My daughter was my potion-maker and she liked nothing better than creating mixtures of all purloined lotions, shampoos, and cream rinses, because she liked the way they felt in her hands. One day, while I was folding laundry, I found that she had taken a large nursery jar of Vaseline and smeared it all over her brothers crib, her bed, and the dresser. She then proceeded to go into the family room and coat both couches, the easy chair, and three walls of windows before I found her. She was shiny from head to toe and harder to pick up than a greased pig. I think this is a reason that her skin remains moisturized to this day.
She was also my social child that adored attending preschool, which she called “Pretty School,” and she lived for getting dressed up, complete with toddler sized sunglasses. She was a little diva that took “Pretty School” seriously.

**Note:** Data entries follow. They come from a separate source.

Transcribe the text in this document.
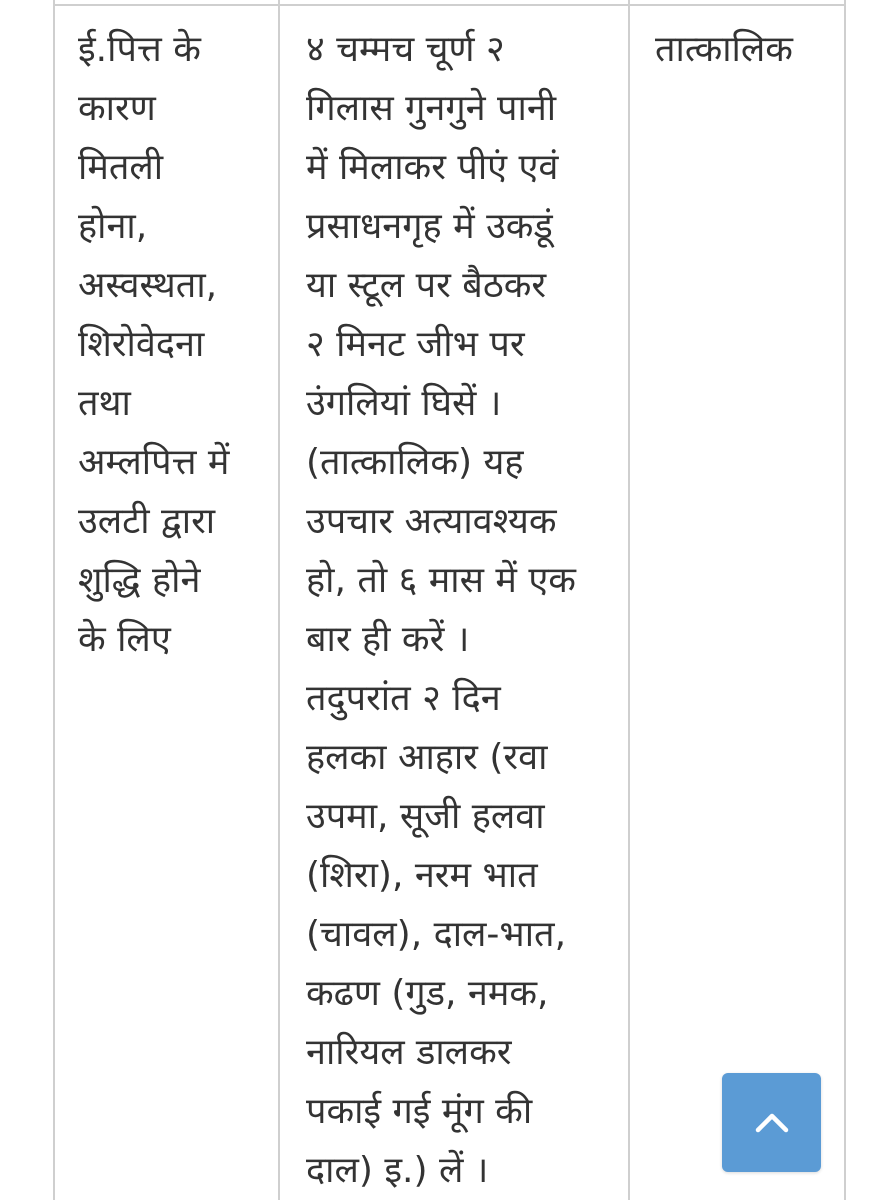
ई.पित्त के
कारण
मितली
होना,
अस्वस्थता,
शिरोवेदना
तथा
अम्लपित्त में
उलटी द्वारा
शुद्धि होने
के लिए
४ चम्मच चूर्ण २
गिलास गुनगुने पानी
में मिलाकर पीएं एवं
प्रसाधनगृह में उकडूं
या स्टूल पर बैठकर
२ मिनट जीभ पर
उंगलियां घिसें ।
(तात्कालिक) यह
उपचार अत्यावश्यक
हो, तो ६ मास में एक
बार ही करें ।
तदुपरांत २ दिन
हलका आहार (रवा
उपमा, सूजी हलवा
(शिरा), नरम भात
(चावल), दाल-भात,
कढण (गुड, नमक,
नारियल डालकर
पकाई गई मूंग की
दाल) इ.) लें ।
तात्कालिक
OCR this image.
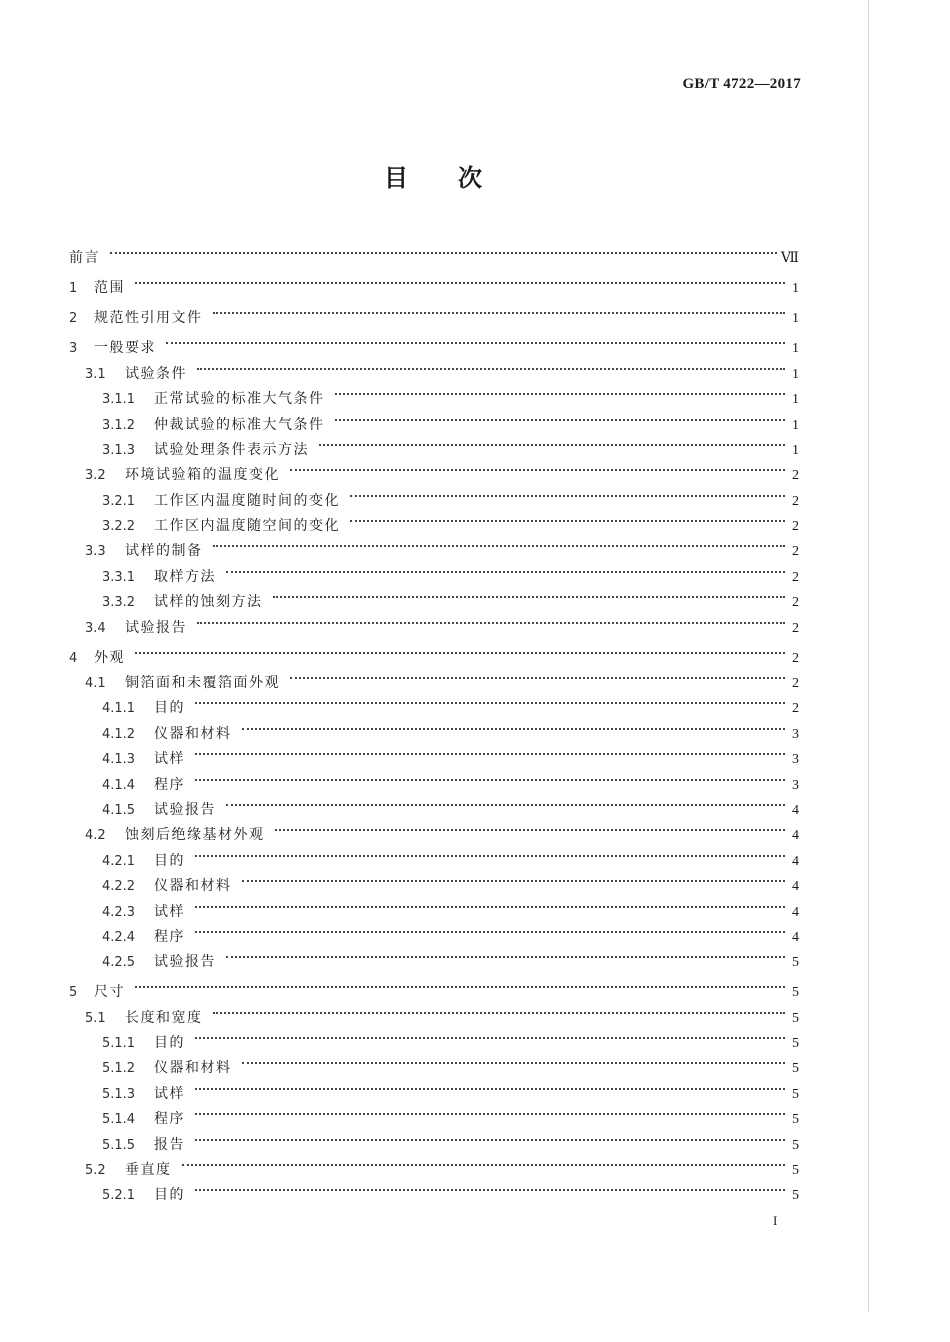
GB/T 4722—2017
目 次
前言	Ⅶ
1	范围	1
2	规范性引用文件	1
3	一般要求	1
3.1	试验条件	1
3.1.1	正常试验的标准大气条件	1
3.1.2	仲裁试验的标准大气条件	1
3.1.3	试验处理条件表示方法	1
3.2	环境试验箱的温度变化	2
3.2.1	工作区内温度随时间的变化	2
3.2.2	工作区内温度随空间的变化	2
3.3	试样的制备	2
3.3.1	取样方法	2
3.3.2	试样的蚀刻方法	2
3.4	试验报告	2
4	外观	2
4.1	铜箔面和未覆箔面外观	2
4.1.1	目的	2
4.1.2	仪器和材料	3
4.1.3	试样	3
4.1.4	程序	3
4.1.5	试验报告	4
4.2	蚀刻后绝缘基材外观	4
4.2.1	目的	4
4.2.2	仪器和材料	4
4.2.3	试样	4
4.2.4	程序	4
4.2.5	试验报告	5
5	尺寸	5
5.1	长度和宽度	5
5.1.1	目的	5
5.1.2	仪器和材料	5
5.1.3	试样	5
5.1.4	程序	5
5.1.5	报告	5
5.2	垂直度	5
5.2.1	目的	5
I
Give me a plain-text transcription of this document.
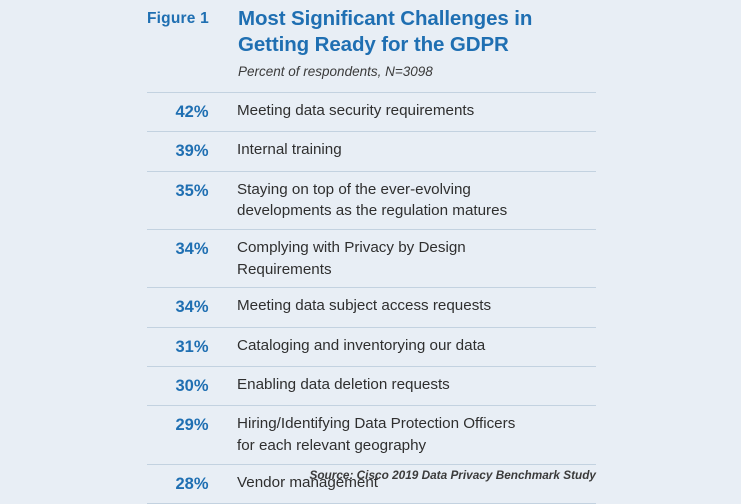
Figure 1 Most Significant Challenges in
Getting Ready for the GDPR
Percent of respondents, N=3098
42%	Meeting data security requirements
39%	Internal training
35%	Staying on top of the ever-evolving
developments as the regulation matures
34%	Complying with Privacy by Design
Requirements
34%	Meeting data subject access requests
31%	Cataloging and inventorying our data
30%	Enabling data deletion requests
29%	Hiring/Identifying Data Protection Officers
for each relevant geography
28%	Vendor management
Source: Cisco 2019 Data Privacy Benchmark Study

One of my favorite memories was when we gave her a baby bunny, whom she promptly named Bugs after her favorite cartoon character. While her father stayed home with her little brother, she and I drove to the grocery store to buy carrots with the greens on top, and other assorted bunny delicacies. I’ll never forget how her little voice rang out as she proceeded to announced to anyone and everyone in every aisle, that we were at the grocery store because we had bugs at our house.
Houdini paled in comparison with my son, who taught his older sister how to open all of the doors we had locked with childproof locks.
There were no cell phones in those days, but he managed to take the rotary phone headset and phone base apart faster than any NASCAR pit crew in the history of racing.
We had to put a lock on the refrigerator door because he liked to smash the eggs on the floor.
When he was three, he let himself out of our locked front door and walked blocks to the little league field where his big brother played. A neighbor brought him home…wait for it…before I even knew he was gone.
So, true confessions considered, I am hoping that, in the continuum of motherhood, from June Cleaver to Mommy Dearest, that I fall somewhere between: After all, they survived. They are now grown adults, with all of their original limbs, and while I made some mistakes as they were growing up, I did the best I could with the tools that I had, and never once, did I let them juggle with knives.